Abstract

On Marcy 23, 2013, the United States will observe the third anniversary of the Affordable Care Act. On March 15, 2013, the Departments of Health and Human Services, Labor, and Treasury issued a joint technical release extending until January 1, 2106, the time states have to bring their external review procedures into compliance with the National Association of Insurance Commissioner’s External Review Model Act. While this release is not a major event in its own right, its history offers an excellent example of the course that the administration has taken over the past three years as it has implemented the ACA. Section 2719 of the Affordable Care Act requires non-grandfathered insured health plans to comply with state external review processes that at a minimum conform to the NAIC Uniform External Model Review Act.
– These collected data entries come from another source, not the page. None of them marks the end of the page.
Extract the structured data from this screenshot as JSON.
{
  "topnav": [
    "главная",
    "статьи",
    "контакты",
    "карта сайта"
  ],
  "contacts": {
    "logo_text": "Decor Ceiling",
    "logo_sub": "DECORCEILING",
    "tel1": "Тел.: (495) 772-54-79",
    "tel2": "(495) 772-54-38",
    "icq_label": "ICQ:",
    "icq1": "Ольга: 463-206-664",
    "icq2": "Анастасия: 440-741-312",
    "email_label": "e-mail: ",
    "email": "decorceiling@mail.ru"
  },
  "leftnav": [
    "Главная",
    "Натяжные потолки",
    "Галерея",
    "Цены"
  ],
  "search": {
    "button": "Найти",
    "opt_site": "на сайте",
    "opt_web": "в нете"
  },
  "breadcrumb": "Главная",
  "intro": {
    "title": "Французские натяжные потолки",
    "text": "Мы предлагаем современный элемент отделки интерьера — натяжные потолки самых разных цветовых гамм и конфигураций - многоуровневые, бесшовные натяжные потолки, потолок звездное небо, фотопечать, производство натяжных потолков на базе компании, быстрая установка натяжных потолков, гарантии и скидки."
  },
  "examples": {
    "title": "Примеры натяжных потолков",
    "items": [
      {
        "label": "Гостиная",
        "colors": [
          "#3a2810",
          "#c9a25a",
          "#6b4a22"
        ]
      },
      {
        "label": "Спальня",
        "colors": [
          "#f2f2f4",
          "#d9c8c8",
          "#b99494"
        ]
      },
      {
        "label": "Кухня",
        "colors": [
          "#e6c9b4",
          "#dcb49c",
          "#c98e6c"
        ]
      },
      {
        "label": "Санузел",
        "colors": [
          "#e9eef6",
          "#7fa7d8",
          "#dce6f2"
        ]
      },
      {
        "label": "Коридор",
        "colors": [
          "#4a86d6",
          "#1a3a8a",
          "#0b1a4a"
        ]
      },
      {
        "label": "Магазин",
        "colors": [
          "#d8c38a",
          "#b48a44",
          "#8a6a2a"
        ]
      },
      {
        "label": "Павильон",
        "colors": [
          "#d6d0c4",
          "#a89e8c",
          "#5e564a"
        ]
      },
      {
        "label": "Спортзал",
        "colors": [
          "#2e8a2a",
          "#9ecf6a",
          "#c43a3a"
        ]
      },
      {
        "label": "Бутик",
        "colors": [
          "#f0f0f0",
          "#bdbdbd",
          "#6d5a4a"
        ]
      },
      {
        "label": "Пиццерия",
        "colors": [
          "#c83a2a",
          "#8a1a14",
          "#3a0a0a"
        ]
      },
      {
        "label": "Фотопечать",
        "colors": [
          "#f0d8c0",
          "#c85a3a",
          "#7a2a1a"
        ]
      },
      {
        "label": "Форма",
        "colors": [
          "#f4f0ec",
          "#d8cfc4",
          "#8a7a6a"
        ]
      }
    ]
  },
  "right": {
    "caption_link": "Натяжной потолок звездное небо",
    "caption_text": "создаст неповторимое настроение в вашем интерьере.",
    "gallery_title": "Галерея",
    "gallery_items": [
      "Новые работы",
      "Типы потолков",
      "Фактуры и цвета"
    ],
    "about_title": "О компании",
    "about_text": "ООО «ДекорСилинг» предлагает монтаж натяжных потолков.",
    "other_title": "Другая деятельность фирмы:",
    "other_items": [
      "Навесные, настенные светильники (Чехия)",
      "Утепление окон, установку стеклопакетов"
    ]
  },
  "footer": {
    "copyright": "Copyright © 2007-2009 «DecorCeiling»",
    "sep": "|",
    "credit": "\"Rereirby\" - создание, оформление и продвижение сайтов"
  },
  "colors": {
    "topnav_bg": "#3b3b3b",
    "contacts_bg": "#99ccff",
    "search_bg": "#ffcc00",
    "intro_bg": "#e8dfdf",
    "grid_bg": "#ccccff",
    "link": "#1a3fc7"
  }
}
Insurers in states that have not adopted the NAIC Model Act and self-insured employee health plans must, under section 2719, offer their enrollees an external review process that meets minimum standards established by HHS through Guidance. The external review process is one of the ACA’s most important consumer protections. Group health plans deny the claims of almost two million plan members each year. Participants and beneficiaries of group health plans covered by the Employee Retirement Income Security Act (ERISA) can sue in federal court to challenge claim denials, while members of nongroup plans can sue in state court. But lawsuits are costly and time-consuming. External review by an independent review organization promises an inexpensive and expeditious alternatives means to obtaining an unbiased review of negative plan decisions.